原則として30℃を超える様な高温の場所も適していません。
冷暗所が保管場所として最適
直射日光が当たらない(暗い)、湿気が少ない(乾燥している)、風通しが良い(涼しい)、いわゆる「冷暗所」で保管するのが理想的です。
一般的な家の中だと廊下や玄関、リビング、寝室などにある「収納スペース」がおすすめです。
クローゼットや押し入れ、キャビネットなどでも良いでしょう。
- 廊下や玄関の収納スペース
- 廊下や玄関は日光が入りにくく、風通しが良いため、温度や湿度が比較的一定に保たれやすい傾向があります。
収納スペースがあるなら冷暗所として適しています。
- リビングの収納スペース
- リビングにはエアコンが付いていることが多いため、温度や湿度が比較的一定に保たれやすい傾向があります。
直射日光が当たらない棚などの収納スペースで保管すると良いでしょう。
- 寝室のクローゼットや押し入れの中
- 比較的温度の変化が少なく、直射日光が当たらないため、クローゼットや押し入れは冷暗所として理想的です。

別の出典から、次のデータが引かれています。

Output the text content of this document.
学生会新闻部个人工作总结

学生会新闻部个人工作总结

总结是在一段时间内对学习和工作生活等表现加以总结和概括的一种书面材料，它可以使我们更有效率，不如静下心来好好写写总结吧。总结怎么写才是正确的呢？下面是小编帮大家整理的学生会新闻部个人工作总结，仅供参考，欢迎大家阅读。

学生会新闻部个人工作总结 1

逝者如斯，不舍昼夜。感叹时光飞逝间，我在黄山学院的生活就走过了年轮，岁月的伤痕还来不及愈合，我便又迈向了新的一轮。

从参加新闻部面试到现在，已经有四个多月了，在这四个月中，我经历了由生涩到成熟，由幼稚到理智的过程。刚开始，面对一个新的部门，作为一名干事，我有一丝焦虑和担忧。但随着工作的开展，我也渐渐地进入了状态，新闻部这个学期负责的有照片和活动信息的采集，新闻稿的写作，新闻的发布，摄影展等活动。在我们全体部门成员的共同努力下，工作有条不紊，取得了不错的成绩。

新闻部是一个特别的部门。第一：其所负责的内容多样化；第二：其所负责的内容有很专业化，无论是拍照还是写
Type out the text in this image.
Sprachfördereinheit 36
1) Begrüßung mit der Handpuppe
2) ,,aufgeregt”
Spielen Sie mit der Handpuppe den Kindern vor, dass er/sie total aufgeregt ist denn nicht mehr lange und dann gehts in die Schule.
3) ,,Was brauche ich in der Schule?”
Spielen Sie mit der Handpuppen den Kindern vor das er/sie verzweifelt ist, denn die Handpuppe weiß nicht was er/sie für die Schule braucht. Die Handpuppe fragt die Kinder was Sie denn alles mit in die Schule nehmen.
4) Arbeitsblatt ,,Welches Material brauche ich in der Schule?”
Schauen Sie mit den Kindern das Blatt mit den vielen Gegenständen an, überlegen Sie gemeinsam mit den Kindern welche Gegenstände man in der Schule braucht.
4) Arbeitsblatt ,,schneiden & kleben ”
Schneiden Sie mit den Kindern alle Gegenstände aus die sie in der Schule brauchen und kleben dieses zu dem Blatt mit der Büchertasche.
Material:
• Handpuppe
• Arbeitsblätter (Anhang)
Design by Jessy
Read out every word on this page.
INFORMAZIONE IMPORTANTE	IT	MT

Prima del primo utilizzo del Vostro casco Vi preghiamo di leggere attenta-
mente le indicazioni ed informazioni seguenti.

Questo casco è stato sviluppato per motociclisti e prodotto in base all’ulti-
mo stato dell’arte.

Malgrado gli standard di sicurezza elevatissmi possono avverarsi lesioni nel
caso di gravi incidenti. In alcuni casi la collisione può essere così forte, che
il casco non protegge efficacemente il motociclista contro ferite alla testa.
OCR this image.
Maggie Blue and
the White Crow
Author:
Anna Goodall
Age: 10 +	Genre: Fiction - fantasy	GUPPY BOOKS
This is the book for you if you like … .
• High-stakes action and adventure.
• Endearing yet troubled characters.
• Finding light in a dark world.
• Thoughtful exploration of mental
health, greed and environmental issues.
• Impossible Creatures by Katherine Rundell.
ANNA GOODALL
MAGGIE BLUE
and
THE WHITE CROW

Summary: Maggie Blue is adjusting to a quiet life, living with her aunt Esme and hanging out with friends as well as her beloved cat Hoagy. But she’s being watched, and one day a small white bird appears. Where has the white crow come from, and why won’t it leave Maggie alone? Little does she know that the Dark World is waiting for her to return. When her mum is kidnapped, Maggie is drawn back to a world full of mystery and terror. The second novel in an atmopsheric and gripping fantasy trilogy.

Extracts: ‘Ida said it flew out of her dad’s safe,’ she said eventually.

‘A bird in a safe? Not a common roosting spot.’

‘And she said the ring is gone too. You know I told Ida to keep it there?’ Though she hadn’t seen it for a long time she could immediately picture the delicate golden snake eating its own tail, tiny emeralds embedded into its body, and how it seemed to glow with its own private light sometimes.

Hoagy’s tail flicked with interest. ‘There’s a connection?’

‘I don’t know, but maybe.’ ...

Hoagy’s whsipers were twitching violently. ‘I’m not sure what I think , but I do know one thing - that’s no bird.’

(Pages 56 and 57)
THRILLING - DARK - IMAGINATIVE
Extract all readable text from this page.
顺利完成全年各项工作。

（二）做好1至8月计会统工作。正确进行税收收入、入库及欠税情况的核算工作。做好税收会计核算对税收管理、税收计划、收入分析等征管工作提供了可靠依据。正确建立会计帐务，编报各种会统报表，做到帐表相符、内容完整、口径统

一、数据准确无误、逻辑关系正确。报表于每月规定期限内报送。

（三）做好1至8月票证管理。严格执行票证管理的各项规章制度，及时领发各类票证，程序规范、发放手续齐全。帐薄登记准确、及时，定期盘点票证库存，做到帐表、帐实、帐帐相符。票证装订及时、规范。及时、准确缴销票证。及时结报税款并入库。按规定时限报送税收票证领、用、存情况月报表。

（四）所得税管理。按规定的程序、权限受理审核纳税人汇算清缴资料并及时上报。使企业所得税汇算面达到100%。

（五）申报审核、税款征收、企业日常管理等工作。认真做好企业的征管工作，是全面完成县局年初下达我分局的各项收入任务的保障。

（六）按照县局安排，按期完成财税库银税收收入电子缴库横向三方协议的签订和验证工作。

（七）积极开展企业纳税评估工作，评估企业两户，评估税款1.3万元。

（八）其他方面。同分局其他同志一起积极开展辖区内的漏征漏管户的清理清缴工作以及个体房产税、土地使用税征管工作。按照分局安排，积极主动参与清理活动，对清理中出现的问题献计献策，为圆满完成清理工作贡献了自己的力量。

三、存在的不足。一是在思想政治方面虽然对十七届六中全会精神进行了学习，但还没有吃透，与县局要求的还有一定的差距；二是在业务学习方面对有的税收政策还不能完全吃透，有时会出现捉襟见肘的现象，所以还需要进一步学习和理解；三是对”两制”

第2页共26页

除湿剤などを設置し、湿度が低めになるようにすると良いでしょう。
- 棚やキャビネットの引き出しの中
- 棚やキャビネットの引き出しの中に保管することで、湿気や直射日光の影響を最小限に抑えられます。
温度も一定に保たれやすいのでおすすめです。
プレマリンの臨床成績(有効性および安全性に関する試験)
- 有効性および安全性に関する試験
- 臨床試験における有効性データ(総症例数:1,335例)
臨床試験における有効性データ(総症例数:1,335例)
Premarin錠に関する臨床データでは、更年期障害から不妊症、腟炎、機能性出血まで、幅広い症状に対しての有効性が確認されています。
下記の表は主な症例群ごとの成績概要です。
プレマリンの臨床成績
| 対象疾患 |
症例数 |
評価項目 |
成績 |
補足 |
| 更年期障害・卵巣欠落症状 |
705例 |
有効率 |
55.7%(393例) |
特に潮紅感、のぼせ、不眠、めまい、発汗に高い改善率 |
| 卵巣機能不全症(不妊症) |
167例 |
排卵率 |
34.1%(57例) |
注射剤併用例含む(78例) |
| 老人性腟炎 |
121例 |
有効率 |
81.8%(99例) |
- |
| 機能性子宮出血 |
342例 |
有効率 |
88.3%(302例) |
注射剤併用例含む(127例) |
このように、特に腟炎や機能性子宮出血に対しては非常に高い改善率が確認されており、Premarinの有用性を裏付ける結果となっています。